Dame had been jailed since June, accused of aggravated indecent liberties with a minor.
He said in a story published March 24 that he wanted his day in court. Lawyers had asked for, and received, 14 continuances since Dame waived his preliminary hearing Aug. 30 and was arraigned. His trial was set for Monday – the 10th time it had been on the calendar.
Dame reached a plea agreement instead of going to trial. He will be on probation for a year, he said Tuesday.
Most of the requests for more time to try the case came from his lawyer, Brad Sylvester, a trial attorney in the Sedgwick County Conflict Office. That office handles cases that public defenders can’t take because of a conflict of interest. Sylvester had asked for 11 continuances throughout Dame’s case, records show, and the state asked for three continuances.
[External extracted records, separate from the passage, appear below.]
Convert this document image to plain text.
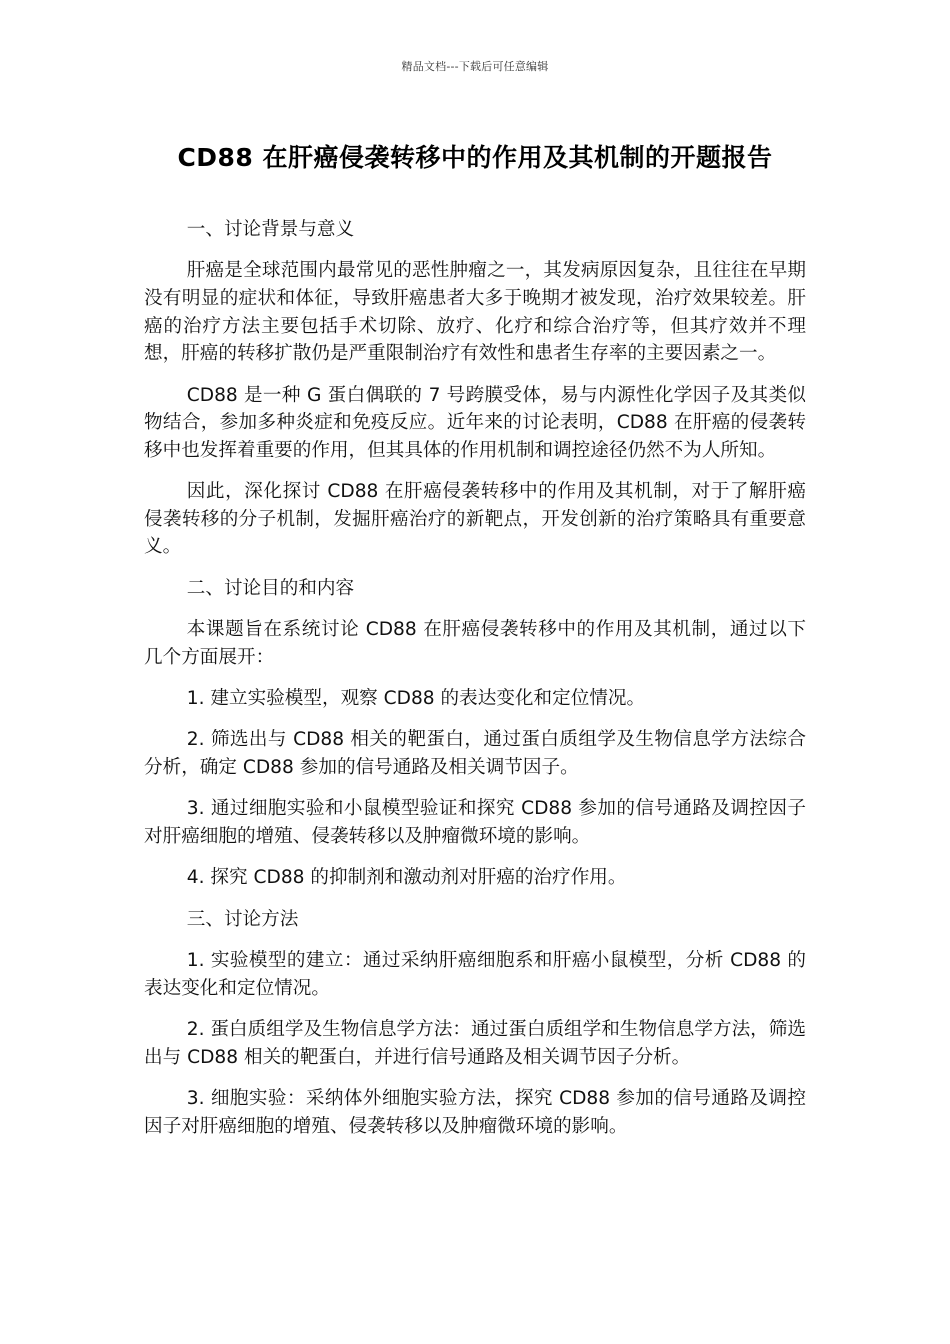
精品文档---下载后可任意编辑
CD88 在肝癌侵袭转移中的作用及其机制的开题报告
一、讨论背景与意义

肝癌是全球范围内最常见的恶性肿瘤之一，其发病原因复杂，且往往在早期没有明显的症状和体征，导致肝癌患者大多于晚期才被发现，治疗效果较差。肝癌的治疗方法主要包括手术切除、放疗、化疗和综合治疗等，但其疗效并不理想，肝癌的转移扩散仍是严重限制治疗有效性和患者生存率的主要因素之一。

CD88 是一种 G 蛋白偶联的 7 号跨膜受体，易与内源性化学因子及其类似物结合，参加多种炎症和免疫反应。近年来的讨论表明，CD88 在肝癌的侵袭转移中也发挥着重要的作用，但其具体的作用机制和调控途径仍然不为人所知。

因此，深化探讨 CD88 在肝癌侵袭转移中的作用及其机制，对于了解肝癌侵袭转移的分子机制，发掘肝癌治疗的新靶点，开发创新的治疗策略具有重要意义。

二、讨论目的和内容

本课题旨在系统讨论 CD88 在肝癌侵袭转移中的作用及其机制，通过以下几个方面展开：

1. 建立实验模型，观察 CD88 的表达变化和定位情况。

2. 筛选出与 CD88 相关的靶蛋白，通过蛋白质组学及生物信息学方法综合分析，确定 CD88 参加的信号通路及相关调节因子。

3. 通过细胞实验和小鼠模型验证和探究 CD88 参加的信号通路及调控因子对肝癌细胞的增殖、侵袭转移以及肿瘤微环境的影响。

4. 探究 CD88 的抑制剂和激动剂对肝癌的治疗作用。

三、讨论方法

1. 实验模型的建立：通过采纳肝癌细胞系和肝癌小鼠模型，分析 CD88 的表达变化和定位情况。

2. 蛋白质组学及生物信息学方法：通过蛋白质组学和生物信息学方法，筛选出与 CD88 相关的靶蛋白，并进行信号通路及相关调节因子分析。

3. 细胞实验：采纳体外细胞实验方法，探究 CD88 参加的信号通路及调控因子对肝癌细胞的增殖、侵袭转移以及肿瘤微环境的影响。
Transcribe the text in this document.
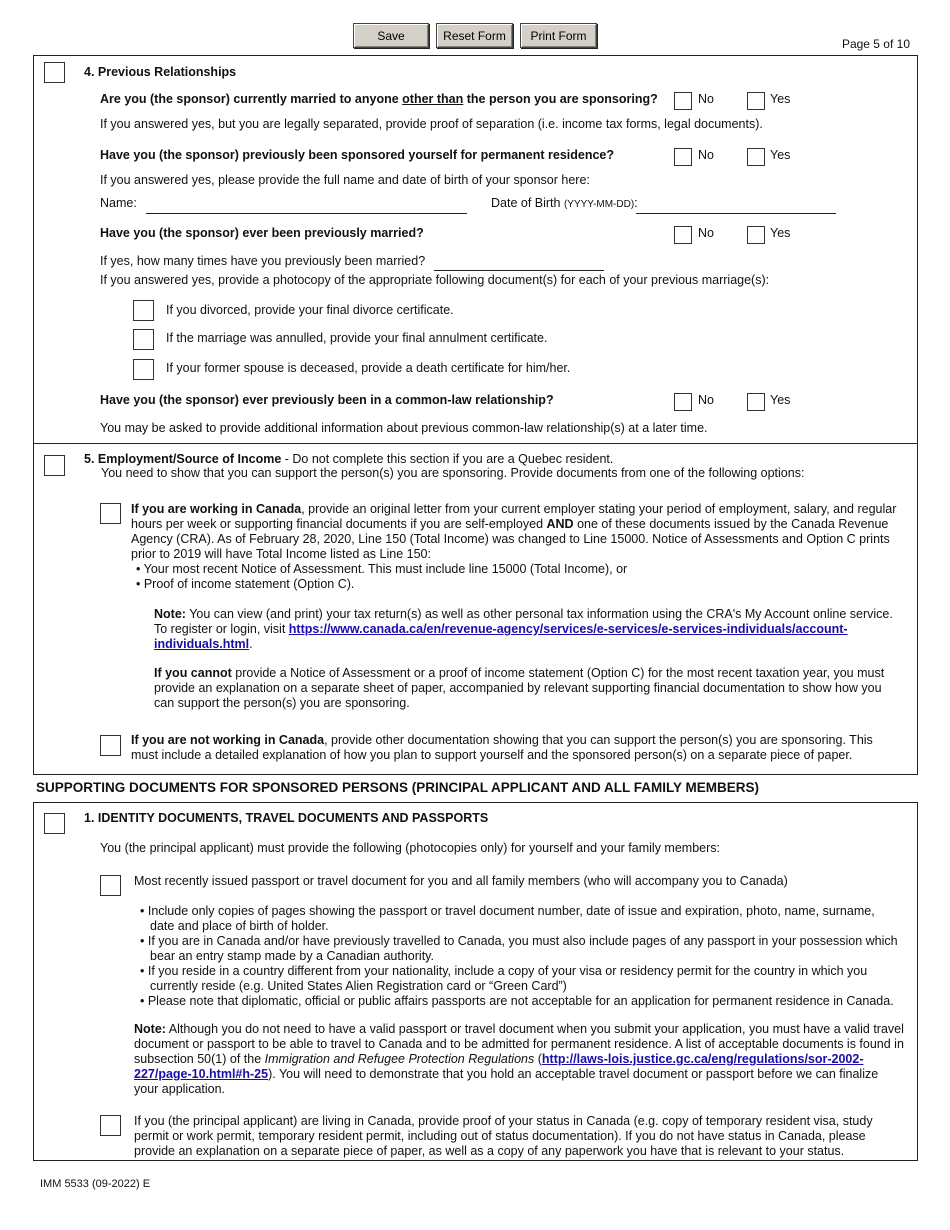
Save	Reset Form	Print Form
Page 5 of 10

4. Previous Relationships

Are you (the sponsor) currently married to anyone other than the person you are sponsoring?	No	Yes

If you answered yes, but you are legally separated, provide proof of separation (i.e. income tax forms, legal documents).

Have you (the sponsor) previously been sponsored yourself for permanent residence?	No	Yes

If you answered yes, please provide the full name and date of birth of your sponsor here:

Name:	Date of Birth (YYYY-MM-DD):

Have you (the sponsor) ever been previously married?	No	Yes

If yes, how many times have you previously been married?

If you answered yes, provide a photocopy of the appropriate following document(s) for each of your previous marriage(s):

If you divorced, provide your final divorce certificate.

If the marriage was annulled, provide your final annulment certificate.

If your former spouse is deceased, provide a death certificate for him/her.

Have you (the sponsor) ever previously been in a common-law relationship?	No	Yes

You may be asked to provide additional information about previous common-law relationship(s) at a later time.

5. Employment/Source of Income - Do not complete this section if you are a Quebec resident.

You need to show that you can support the person(s) you are sponsoring. Provide documents from one of the following options:

If you are working in Canada, provide an original letter from your current employer stating your period of employment, salary, and regular hours per week or supporting financial documents if you are self-employed AND one of these documents issued by the Canada Revenue Agency (CRA). As of February 28, 2020, Line 150 (Total Income) was changed to Line 15000. Notice of Assessments and Option C prints prior to 2019 will have Total Income listed as Line 150:

• Your most recent Notice of Assessment. This must include line 15000 (Total Income), or
• Proof of income statement (Option C).

Note: You can view (and print) your tax return(s) as well as other personal tax information using the CRA's My Account online service. To register or login, visit https://www.canada.ca/en/revenue-agency/services/e-services/e-services-individuals/account-individuals.html.

If you cannot provide a Notice of Assessment or a proof of income statement (Option C) for the most recent taxation year, you must provide an explanation on a separate sheet of paper, accompanied by relevant supporting financial documentation to show how you can support the person(s) you are sponsoring.

If you are not working in Canada, provide other documentation showing that you can support the person(s) you are sponsoring. This must include a detailed explanation of how you plan to support yourself and the sponsored person(s) on a separate piece of paper.

SUPPORTING DOCUMENTS FOR SPONSORED PERSONS (PRINCIPAL APPLICANT AND ALL FAMILY MEMBERS)

1. IDENTITY DOCUMENTS, TRAVEL DOCUMENTS AND PASSPORTS

You (the principal applicant) must provide the following (photocopies only) for yourself and your family members:

Most recently issued passport or travel document for you and all family members (who will accompany you to Canada)

• Include only copies of pages showing the passport or travel document number, date of issue and expiration, photo, name, surname, date and place of birth of holder.
• If you are in Canada and/or have previously travelled to Canada, you must also include pages of any passport in your possession which bear an entry stamp made by a Canadian authority.
• If you reside in a country different from your nationality, include a copy of your visa or residency permit for the country in which you currently reside (e.g. United States Alien Registration card or “Green Card”)
• Please note that diplomatic, official or public affairs passports are not acceptable for an application for permanent residence in Canada.

Note: Although you do not need to have a valid passport or travel document when you submit your application, you must have a valid travel document or passport to be able to travel to Canada and to be admitted for permanent residence. A list of acceptable documents is found in subsection 50(1) of the Immigration and Refugee Protection Regulations (http://laws-lois.justice.gc.ca/eng/regulations/sor-2002-227/page-10.html#h-25). You will need to demonstrate that you hold an acceptable travel document or passport before we can finalize your application.

If you (the principal applicant) are living in Canada, provide proof of your status in Canada (e.g. copy of temporary resident visa, study permit or work permit, temporary resident permit, including out of status documentation). If you do not have status in Canada, please provide an explanation on a separate piece of paper, as well as a copy of any paperwork you have that is relevant to your status.

IMM 5533 (09-2022) E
The severity of Dame’s case played a role in the number of continuances, Sylvester said. Sylvester said he also had been out of the office from mid-November through January because of a family emergency.
Continuances are common in court.
At the request of The Eagle, officials in the Sedgwick County Sheriff’s Office took a look at the 50 inmates in jail the longest amount of time.
Maj. Glenn Kurtz disregarded inmates who were facing federal charges and those already convicted. That left 22 inmates on the day of the report, March 21, facing trial with 463 continuances between them, an average of about 21. In 2010, the same report found those inmates in jail the longest had an average of 17 continuances between them.